The class context across the corpus follows the same receptor-engagement breadth story. The GLP-1 receptor pharmacology dossier walks the monoagonist → dual-incretin → triple-agonist progression; the peptide receptor pharmacology atlas covers the broader class B GPCR landscape; the fat-loss decision guide addresses applied positioning. The GIP-receptor arm currently belongs exclusively to tirzepatide among approved drugs and retatrutide among late-stage candidates — the adjacent dual-agonist class composed of mazdutide, survodutide, and pemvidutide pairs GLP-1 with glucagon-receptor agonism and skips the GIP arm, while cagrilintide operates outside the incretin axis entirely on the amylin receptor.

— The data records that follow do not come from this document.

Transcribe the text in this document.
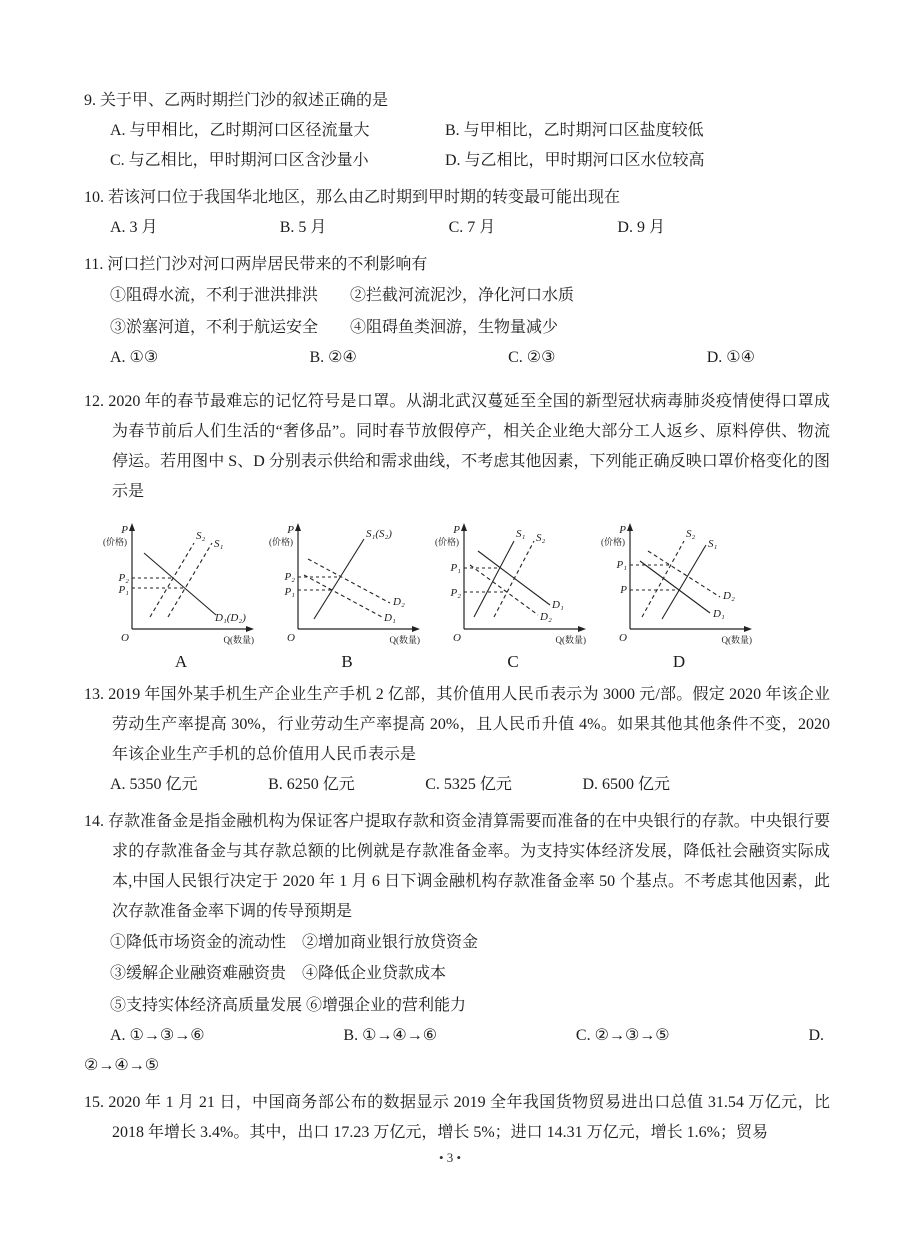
9. 关于甲、乙两时期拦门沙的叙述正确的是

A. 与甲相比，乙时期河口区径流量大	B. 与甲相比，乙时期河口区盐度较低
C. 与乙相比，甲时期河口区含沙量小	D. 与乙相比，甲时期河口区水位较高

10. 若该河口位于我国华北地区，那么由乙时期到甲时期的转变最可能出现在

A. 3 月	B. 5 月	C. 7 月	D. 9 月

11. 河口拦门沙对河口两岸居民带来的不利影响有

①阻碍水流，不利于泄洪排洪　　②拦截河流泥沙，净化河口水质
③淤塞河道，不利于航运安全　　④阻碍鱼类洄游，生物量减少
A. ①③	B. ②④	C. ②③	D. ①④

12. 2020 年的春节最难忘的记忆符号是口罩。从湖北武汉蔓延至全国的新型冠状病毒肺炎疫情使得口罩成为春节前后人们生活的“奢侈品”。同时春节放假停产，相关企业绝大部分工人返乡、原料停供、物流停运。若用图中 S、D 分别表示供给和需求曲线，不考虑其他因素，下列能正确反映口罩价格变化的图示是

P
(价格)
O	Q(数量)
S₂
S₁
D₁(D₂)
P₂
P₁
A
P
(价格)
O	Q(数量)
S₁(S₂)
D₂
D₁
P₂
P₁
B
P
(价格)
O	Q(数量)
S₁ S₂
D₁
D₂
P₁
P₂
C
P
(价格)
O	Q(数量)
S₂
S₁
D₂
D₁
P₁
P
D

13. 2019 年国外某手机生产企业生产手机 2 亿部，其价值用人民币表示为 3000 元/部。假定 2020 年该企业劳动生产率提高 30%，行业劳动生产率提高 20%，且人民币升值 4%。如果其他其他条件不变，2020 年该企业生产手机的总价值用人民币表示是

A. 5350 亿元	B. 6250 亿元	C. 5325 亿元	D. 6500 亿元

14. 存款准备金是指金融机构为保证客户提取存款和资金清算需要而准备的在中央银行的存款。中央银行要求的存款准备金与其存款总额的比例就是存款准备金率。为支持实体经济发展，降低社会融资实际成本,中国人民银行决定于 2020 年 1 月 6 日下调金融机构存款准备金率 50 个基点。不考虑其他因素，此次存款准备金率下调的传导预期是

①降低市场资金的流动性　②增加商业银行放贷资金
③缓解企业融资难融资贵　④降低企业贷款成本
⑤支持实体经济高质量发展 ⑥增强企业的营利能力
A. ①→③→⑥	B. ①→④→⑥	C. ②→③→⑤	D.
②→④→⑤

15. 2020 年 1 月 21 日，中国商务部公布的数据显示 2019 全年我国货物贸易进出口总值 31.54 万亿元，比 2018 年增长 3.4%。其中，出口 17.23 万亿元，增长 5%；进口 14.31 万亿元，增长 1.6%；贸易

• 3 •
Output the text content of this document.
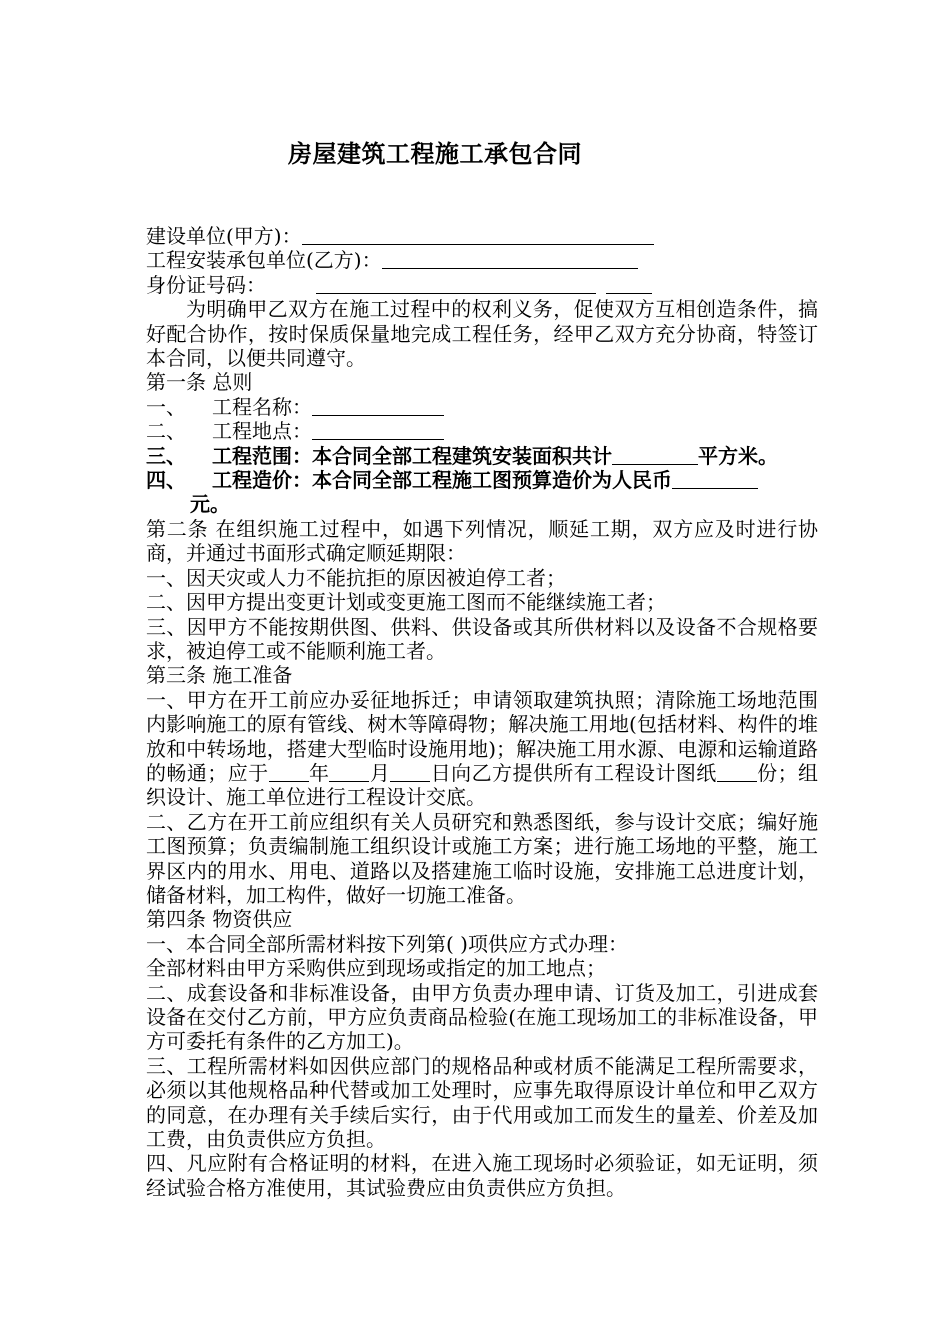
房屋建筑工程施工承包合同
建设单位(甲方)：
工程安装承包单位(乙方)：
身份证号码：
为明确甲乙双方在施工过程中的权利义务，促使双方互相创造条件，搞好配合协作，按时保质保量地完成工程任务，经甲乙双方充分协商，特签订本合同，以便共同遵守。
第一条 总则
一、 工程名称：
二、 工程地点：
三、 工程范围：本合同全部工程建筑安装面积共计	平方米。
四、 工程造价：本合同全部工程施工图预算造价为人民币
元。
第二条 在组织施工过程中，如遇下列情况，顺延工期，双方应及时进行协商，并通过书面形式确定顺延期限：
一、因天灾或人力不能抗拒的原因被迫停工者；
二、因甲方提出变更计划或变更施工图而不能继续施工者；
三、因甲方不能按期供图、供料、供设备或其所供材料以及设备不合规格要求，被迫停工或不能顺利施工者。
第三条 施工准备
一、甲方在开工前应办妥征地拆迁；申请领取建筑执照；清除施工场地范围内影响施工的原有管线、树木等障碍物；解决施工用地(包括材料、构件的堆放和中转场地，搭建大型临时设施用地)；解决施工用水源、电源和运输道路的畅通；应于 年 月 日向乙方提供所有工程设计图纸 份；组织设计、施工单位进行工程设计交底。
二、乙方在开工前应组织有关人员研究和熟悉图纸，参与设计交底；编好施工图预算；负责编制施工组织设计或施工方案；进行施工场地的平整，施工界区内的用水、用电、道路以及搭建施工临时设施，安排施工总进度计划，储备材料，加工构件，做好一切施工准备。
第四条 物资供应
一、本合同全部所需材料按下列第( )项供应方式办理：
全部材料由甲方采购供应到现场或指定的加工地点；
二、成套设备和非标准设备，由甲方负责办理申请、订货及加工，引进成套设备在交付乙方前，甲方应负责商品检验(在施工现场加工的非标准设备，甲方可委托有条件的乙方加工)。
三、工程所需材料如因供应部门的规格品种或材质不能满足工程所需要求，必须以其他规格品种代替或加工处理时，应事先取得原设计单位和甲乙双方的同意，在办理有关手续后实行，由于代用或加工而发生的量差、价差及加工费，由负责供应方负担。
四、凡应附有合格证明的材料，在进入施工现场时必须验证，如无证明，须经试验合格方准使用，其试验费应由负责供应方负担。
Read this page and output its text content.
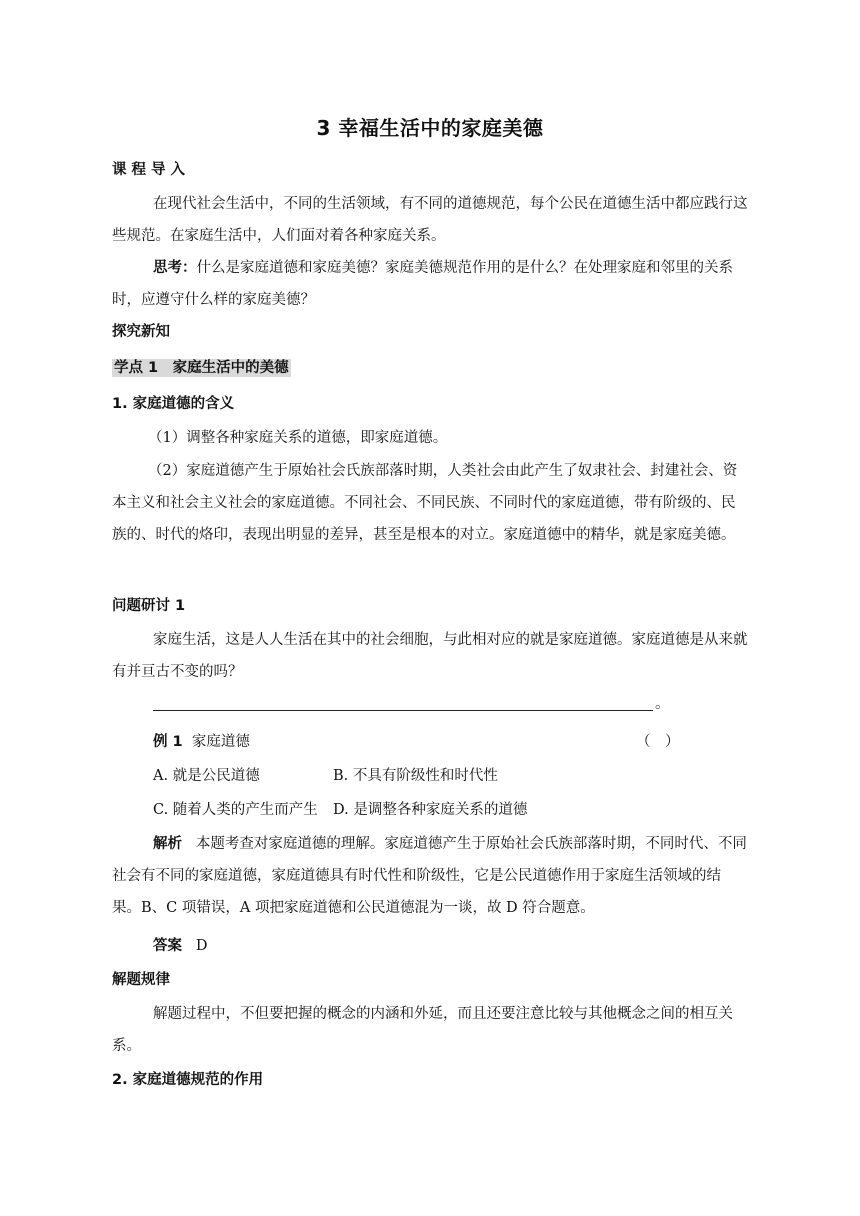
3 幸福生活中的家庭美德
课程导入
在现代社会生活中，不同的生活领域，有不同的道德规范，每个公民在道德生活中都应践行这些规范。在家庭生活中，人们面对着各种家庭关系。
思考：什么是家庭道德和家庭美德？家庭美德规范作用的是什么？在处理家庭和邻里的关系时，应遵守什么样的家庭美德？
探究新知
学点 1　家庭生活中的美德
1. 家庭道德的含义
（1）调整各种家庭关系的道德，即家庭道德。
（2）家庭道德产生于原始社会氏族部落时期，人类社会由此产生了奴隶社会、封建社会、资本主义和社会主义社会的家庭道德。不同社会、不同民族、不同时代的家庭道德，带有阶级的、民族的、时代的烙印，表现出明显的差异，甚至是根本的对立。家庭道德中的精华，就是家庭美德。
问题研讨 1
家庭生活，这是人人生活在其中的社会细胞，与此相对应的就是家庭道德。家庭道德是从来就有并亘古不变的吗？
。
例 1 家庭道德	（　）
A. 就是公民道德	B. 不具有阶级性和时代性
C. 随着人类的产生而产生 D. 是调整各种家庭关系的道德
解析 本题考查对家庭道德的理解。家庭道德产生于原始社会氏族部落时期，不同时代、不同社会有不同的家庭道德，家庭道德具有时代性和阶级性，它是公民道德作用于家庭生活领域的结果。B、C 项错误，A 项把家庭道德和公民道德混为一谈，故 D 符合题意。
答案 D
解题规律
解题过程中，不但要把握的概念的内涵和外延，而且还要注意比较与其他概念之间的相互关系。
2. 家庭道德规范的作用
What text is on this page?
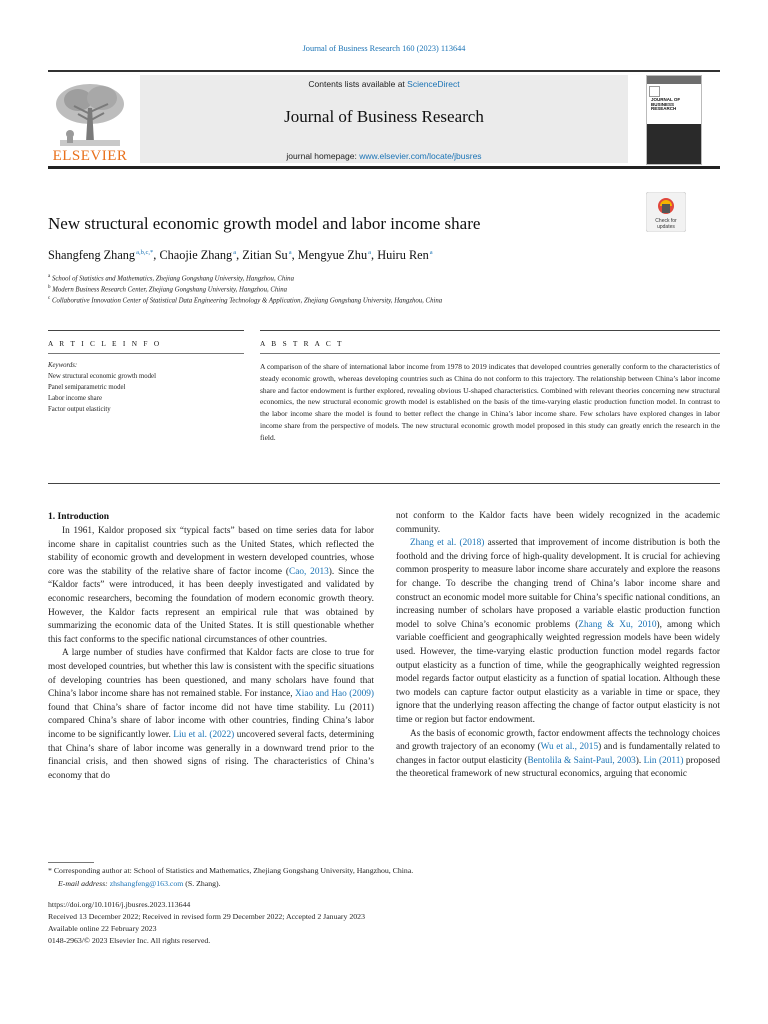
Journal of Business Research 160 (2023) 113644
ELSEVIER
Contents lists available at ScienceDirect
Journal of Business Research
journal homepage: www.elsevier.com/locate/jbusres
JOURNAL OF BUSINESS RESEARCH
New structural economic growth model and labor income share	Check for
updates
Shangfeng Zhang $^{a,b,c,*}$, Chaojie Zhang $^a$, Zitian Su $^a$, Mengyue Zhu $^a$, Huiru Ren $^a$
$^a$ School of Statistics and Mathematics, Zhejiang Gongshang University, Hangzhou, China
$^b$ Modern Business Research Center, Zhejiang Gongshang University, Hangzhou, China
$^c$ Collaborative Innovation Center of Statistical Data Engineering Technology & Application, Zhejiang Gongshang University, Hangzhou, China
A R T I C L E I N F O	A B S T R A C T
Keywords:
New structural economic growth model
Panel semiparametric model
Labor income share
Factor output elasticity
A comparison of the share of international labor income from 1978 to 2019 indicates that developed countries generally conform to the characteristics of steady economic growth, whereas developing countries such as China do not conform to this trajectory. The relationship between China’s labor income share and factor endowment is further explored, revealing obvious U-shaped characteristics. Combined with relevant theories concerning new structural economics, the new structural economic growth model is established on the basis of the time-varying elastic production function model. In contrast to the labor income share the model is found to better reflect the change in China’s labor income share. Few scholars have explored changes in labor income share from the perspective of models. The new structural economic growth model proposed in this study can greatly enrich the research in the field.
1. Introduction

In 1961, Kaldor proposed six “typical facts” based on time series data for labor income share in capitalist countries such as the United States, which reflected the stability of economic growth and development in western developed countries, whose core was the stability of the relative share of factor income (Cao, 2013). Since the “Kaldor facts” were introduced, it has been deeply investigated and validated by economic researchers, becoming the foundation of modern economic growth theory. However, the Kaldor facts represent an empirical rule that was obtained by summarizing the economic data of the United States. It is still questionable whether this fact conforms to the specific national circumstances of other countries.

A large number of studies have confirmed that Kaldor facts are close to true for most developed countries, but whether this law is consistent with the specific situations of developing countries has been questioned, and many scholars have found that China’s labor income share has not remained stable. For instance, Xiao and Hao (2009) found that China’s share of factor income did not have time stability. Lu (2011) compared China’s share of labor income with other countries, finding China’s labor income to be significantly lower. Liu et al. (2022) uncovered several facts, determining that China’s share of labor income was generally in a downward trend prior to the financial crisis, and then showed signs of rising. The characteristics of China’s economy that do

not conform to the Kaldor facts have been widely recognized in the academic community.

Zhang et al. (2018) asserted that improvement of income distribution is both the foothold and the driving force of high-quality development. It is crucial for achieving common prosperity to measure labor income share accurately and explore the reasons for change. To describe the changing trend of China’s labor income share and construct an economic model more suitable for China’s specific national conditions, an increasing number of scholars have proposed a variable elastic production function model to solve China’s economic problems (Zhang & Xu, 2010), among which variable coefficient and geographically weighted regression models have been widely used. However, the time-varying elastic production function model regards factor output elasticity as a function of time, while the geographically weighted regression model regards factor output elasticity as a function of spatial location. Although these two models can capture factor output elasticity as a variable in time or space, they ignore that the underlying reason affecting the change of factor output elasticity is not time or region but factor endowment.

As the basis of economic growth, factor endowment affects the technology choices and growth trajectory of an economy (Wu et al., 2015) and is fundamentally related to changes in factor output elasticity (Bentolila & Saint-Paul, 2003). Lin (2011) proposed the theoretical framework of new structural economics, arguing that economic

* Corresponding author at: School of Statistics and Mathematics, Zhejiang Gongshang University, Hangzhou, China.
E-mail address: zhshangfeng@163.com (S. Zhang).
https://doi.org/10.1016/j.jbusres.2023.113644
Received 13 December 2022; Received in revised form 29 December 2022; Accepted 2 January 2023
Available online 22 February 2023
0148-2963/© 2023 Elsevier Inc. All rights reserved.
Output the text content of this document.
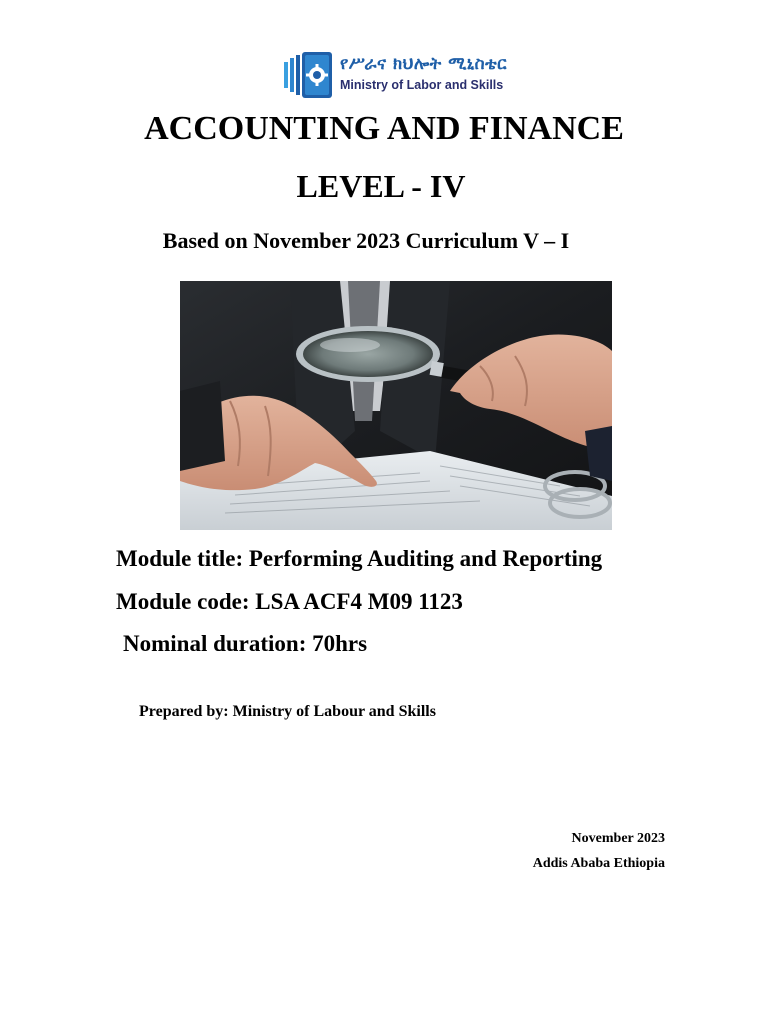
የሥራና ክህሎት ሚኒስቴር
Ministry of Labor and Skills
ACCOUNTING AND FINANCE
LEVEL - IV
Based on November 2023 Curriculum V – I
Module title: Performing Auditing and Reporting
Module code: LSA ACF4 M09 1123
Nominal duration: 70hrs
Prepared by: Ministry of Labour and Skills
November 2023
Addis Ababa Ethiopia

The honest framing has three parts. First, native GIP is not a drug — it is the parent hormone whose receptor is the pharmacological target, and the molecules acting on that receptor in human medicine are engineered analogs rather than the native sequence. Second, the historical "GIP makes you fat" framing is not wrong about physiological GIP biology — adipose lipid storage is a real GIPR effect — but the reconciliation with the clinical pharmacology runs through the difference between physiological and supraphysiological dosing, biased agonism, and tissue-specific receptor dynamics the early knockout literature could not model. Third, the relative arm contributions inside tirzepatide and retatrutide remain partially open questions; the receptor-pharmacology, preclinical-knockout, and emerging GIPR-only programs are collectively the ongoing experimental dissection, and no GIP-receptor-only agonist has yet reached clinical approval.